Na twee weken was de hete plaat aangezet. De ratten sprongen natuurlijk weg. Het interessante is dat de ratten die een met chocolade bedekte graham cracker kregen, langzamer de hete plaat verlieten - ze zouden meer pijn verdragen in de hoop op de beloning. Nog interessanter was dat de "mentale taaiheid" van de ratten volledig wegging met naloxon, wat suggereert dat endogene opiaten hun in staat stelden om het op de kookplaat te krijgen in afwachting van de met chocolade bedekte Graham-cracker-goedheid.

De vraag blijft: wat zorgt er in de hersenen voor de hersenen om deze beslissing te nemen over hoe te reageren op pijn? Wat stimuleert de hersenen om die endogene opioïden te activeren, en waardoor de hersenen reageren op de pijn en van de plaat springen?

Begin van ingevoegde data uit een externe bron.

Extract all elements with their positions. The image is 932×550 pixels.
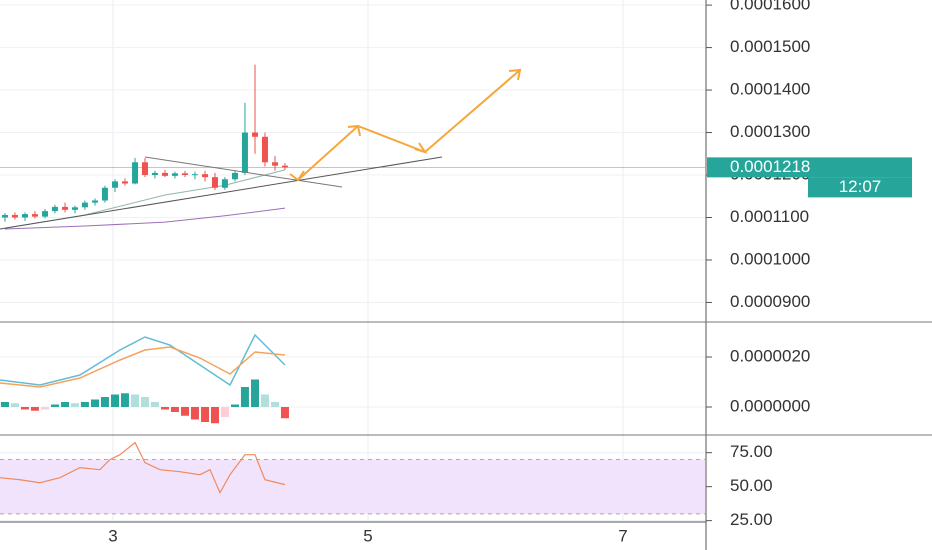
histogram-bar [140,397,149,407]
y-tick-label: 0.0001100 [730,207,809,226]
y-tick-label: 0.0001300 [730,122,810,141]
x-tick-label: 5 [363,526,372,545]
candle-body [1,214,8,218]
candle-body [121,181,128,184]
moving-average [4,207,286,230]
histogram-bar [181,407,190,416]
rsi-band [0,459,705,514]
candle-body [101,187,108,201]
x-tick-label: 3 [108,526,117,545]
histogram-bar [251,379,260,407]
candle-body [272,162,279,166]
y-tick-label: 0.0000000 [730,396,810,415]
y-tick-label: 0.0001400 [730,80,810,99]
histogram-bar [280,407,289,419]
candle-body [202,174,209,178]
histogram-bar [131,394,140,407]
arrow-head [508,68,522,81]
candle-body [221,179,228,188]
y-tick-label: 0.0000900 [730,292,810,311]
last-price-label: 0.0001218 [730,157,810,176]
countdown-box [808,177,912,198]
candle-body [191,174,198,176]
y-tick-label: 75.00 [730,442,773,461]
drawings [0,68,522,230]
candle-body [91,200,98,203]
histogram-bar [260,394,269,407]
histogram-bar [170,407,179,412]
candle-body [261,136,268,163]
histogram-bar [160,407,169,410]
candle-body [281,165,288,168]
histogram-bar [10,403,19,407]
arrow-head [289,170,305,182]
rsi-line [0,441,286,494]
histogram-bar [210,407,219,424]
histogram-bar [20,407,29,410]
forecast-path [297,69,521,181]
y-tick-label: 50.00 [730,476,773,495]
histogram-bar [150,402,159,407]
trend-line [144,156,343,188]
candle-body [132,162,139,184]
histogram-bar [240,387,249,407]
histogram-bar [0,402,9,407]
candle-body [112,181,119,188]
histogram-bar [50,404,59,407]
histogram-bar [271,402,280,407]
candle-body [252,132,259,137]
candle-body [182,173,189,176]
candle-body [232,172,238,180]
y-tick-label: 0.0001500 [730,37,810,56]
y-tick-label: 0.0001600 [730,0,810,14]
candle-body [71,207,78,210]
candle-body [31,214,38,217]
candle-body [51,206,58,212]
last-price-box [707,157,912,178]
y-tick-label: 0.0000020 [730,346,810,365]
candle-body [81,202,88,208]
candle-body [11,214,18,218]
arrow-head [414,142,428,154]
histogram-bar [220,407,229,417]
candle-body [171,173,178,176]
histogram-bar [41,407,50,410]
candle-body [151,172,158,176]
histogram-bar [111,394,120,407]
trend-line [0,156,443,230]
arrow-head [347,124,361,137]
panes: 0.00009000.00010000.00011000.00012000.00… [0,0,912,545]
histogram-bar [201,407,210,422]
countdown-label: 12:07 [839,177,882,196]
y-tick-label: 0.0001000 [730,249,810,268]
histogram-bar [80,402,89,407]
histogram-bar [190,407,199,420]
candle-body [141,162,148,176]
candle-body [21,214,28,218]
candle-body [62,206,69,210]
candle-body [241,132,248,173]
histogram-bar [70,403,79,407]
x-tick-label: 7 [618,526,627,545]
histogram-bar [231,404,239,407]
macd-line [0,346,286,388]
candle-body [42,211,49,217]
candle-body [161,172,168,176]
histogram-bar [30,407,39,411]
histogram-bar [61,402,70,407]
histogram-bar [120,393,129,407]
candle-body [211,177,218,188]
histogram-bar [90,399,99,407]
histogram-bar [100,397,109,407]
y-tick-label: 25.00 [730,510,773,529]
macd-line [0,333,286,387]
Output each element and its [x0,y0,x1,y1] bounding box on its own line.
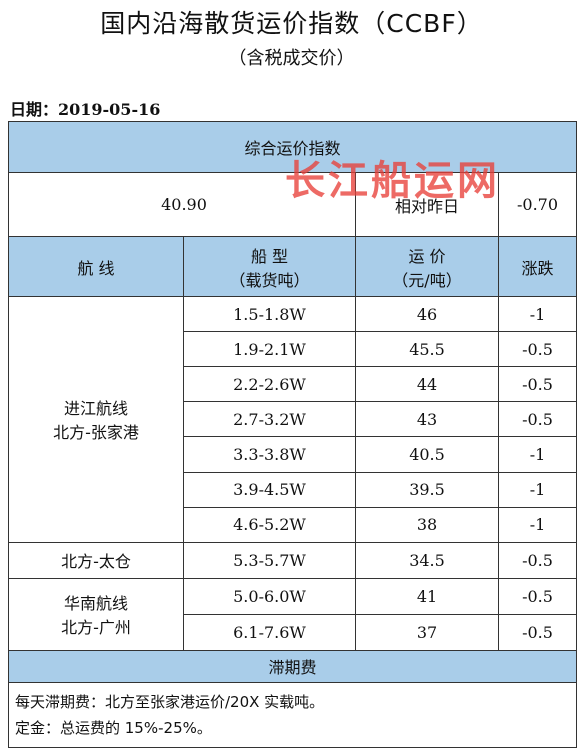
composite-index-value: 40.90 [8,172,356,238]
demurrage-note-daily: 每天滞期费：北方至张家港运价/20X 实载吨。 [15,692,325,711]
col-header-price-line2: （元/吨） [392,270,462,290]
col-header-price-line1: 运 价 [408,246,446,266]
price-cell: 39.5 [355,471,499,508]
col-header-change: 涨跌 [497,236,578,298]
table-row: 4.6-5.2W 38 -1 [9,506,578,543]
freight-index-table: 综合运价指数 40.90 相对昨日 -0.70 航 线 船 型 （载货吨） 运 … [7,120,578,749]
ship-type-cell: 1.9-2.1W [183,331,356,368]
route-group-title: 进江航线 [63,399,128,419]
page-title: 国内沿海散货运价指数（CCBF） [100,9,483,38]
change-cell: -0.5 [497,541,578,579]
table-row: 进江航线 北方-张家港 1.5-1.8W 46 -1 [8,296,578,543]
table-row: 1.9-2.1W 45.5 -0.5 [9,331,578,368]
table-row: 2.2-2.6W 44 -0.5 [9,366,578,403]
date-label: 日期：2019-05-16 [10,100,161,119]
table-row: 北方-太仓 5.3-5.7W 34.5 -0.5 [8,541,578,579]
change-cell: -0.5 [497,331,578,368]
change-cell: -1 [497,506,578,543]
relative-label: 相对昨日 [355,172,499,238]
col-header-route: 航 线 [8,236,184,298]
ship-type-cell: 5.0-6.0W [183,577,356,615]
relative-value: -0.70 [497,172,578,238]
price-cell: 37 [355,613,499,651]
route-jinjiang-zhangjiagang: 进江航线 北方-张家港 [8,296,184,543]
price-cell: 43 [355,401,499,438]
price-cell: 45.5 [355,331,499,368]
col-header-price: 运 价 （元/吨） [355,236,499,298]
ship-type-cell: 1.5-1.8W [183,296,356,333]
price-cell: 44 [355,366,499,403]
route-huanan-guangzhou: 华南航线 北方-广州 [8,577,184,651]
change-cell: -1 [497,296,578,333]
page-subtitle: （含税成交价） [228,48,355,69]
demurrage-header: 滞期费 [7,649,578,683]
col-header-ship-type-line1: 船 型 [250,246,289,266]
change-cell: -1 [497,436,578,473]
price-cell: 34.5 [355,541,499,579]
table-row: 3.9-4.5W 39.5 -1 [9,471,578,508]
change-cell: -0.5 [497,577,578,615]
table-row: 3.3-3.8W 40.5 -1 [9,436,578,473]
price-cell: 38 [355,506,499,543]
table-row: 2.7-3.2W 43 -0.5 [9,401,578,438]
route-group-subtitle: 北方-张家港 [53,423,139,443]
col-header-ship-type: 船 型 （载货吨） [183,236,356,298]
table-row: 6.1-7.6W 37 -0.5 [9,613,578,651]
change-cell: -0.5 [497,613,578,651]
ship-type-cell: 4.6-5.2W [183,506,356,543]
ship-type-cell: 2.7-3.2W [183,401,356,438]
route-group-subtitle: 北方-广州 [61,618,131,638]
ship-type-cell: 6.1-7.6W [183,613,356,651]
table-row: 华南航线 北方-广州 5.0-6.0W 41 -0.5 [8,577,578,651]
col-header-ship-type-line2: （载货吨） [229,270,310,290]
composite-index-header: 综合运价指数 [7,120,578,174]
ship-type-cell: 5.3-5.7W [183,541,356,579]
ship-type-cell: 3.3-3.8W [183,436,356,473]
ship-type-cell: 2.2-2.6W [183,366,356,403]
demurrage-notes: 每天滞期费：北方至张家港运价/20X 实载吨。 定金：总运费的 15%-25%。 [7,681,578,749]
change-cell: -0.5 [497,366,578,403]
change-cell: -0.5 [497,401,578,438]
route-taicang: 北方-太仓 [8,541,184,579]
price-cell: 46 [355,296,499,333]
route-group-title: 华南航线 [63,594,128,614]
price-cell: 41 [355,577,499,615]
ship-type-cell: 3.9-4.5W [183,471,356,508]
price-cell: 40.5 [355,436,499,473]
deposit-note: 定金：总运费的 15%-25%。 [15,718,212,737]
change-cell: -1 [497,471,578,508]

Er wordt nog aan gewerkt aan de details, maar in het kort, in reactie op pijn, in plaats van het beloningssysteem te activeren, is ons limbisch systeem betrokken - een regio waarvan bekend is dat het leren en emotie moduleert. Op deze manier leren we pijn in de toekomst te vermijden. Interessant genoeg zijn neurowetenschappers begonnen met het vinden van veranderingen in deze hersengebieden bij mensen met chronische pijn. De hoop is dat met een beter begrip nieuwe therapieën de pijn kunnen behandelen bij zijn ware bron, het brein, in plaats van door te gaan met het tevergeefs jagen op andere oorzaken.

> Bronnen:

Amanzio M, Benedetti F. Neurofarmacologische dissectie van placebo-analgesie: door de verwachting geactiveerde opioïde-systemen versus door conditionering geactiveerde specifieke subsystemen. The Journal of neuroscience: het officiële tijdschrift van de Society for Neuroscience 1999; 19: 484-494.

Dum J, Herz A. Endorfinerge modulatie van neurale beloningssystemen aangegeven door gedragsveranderingen. Farmacologie, biochemie en gedrag van 1984; 21: 259-266.

Hughes J, Smith TW, Kosterlitz HW, Fothergill LA, Morgan BA, Morris HR. Identificatie van twee gerelateerde pentapeptiden uit de hersenen met krachtige opiaat-agonistactiviteit. Nature 1975; 258: 577-580.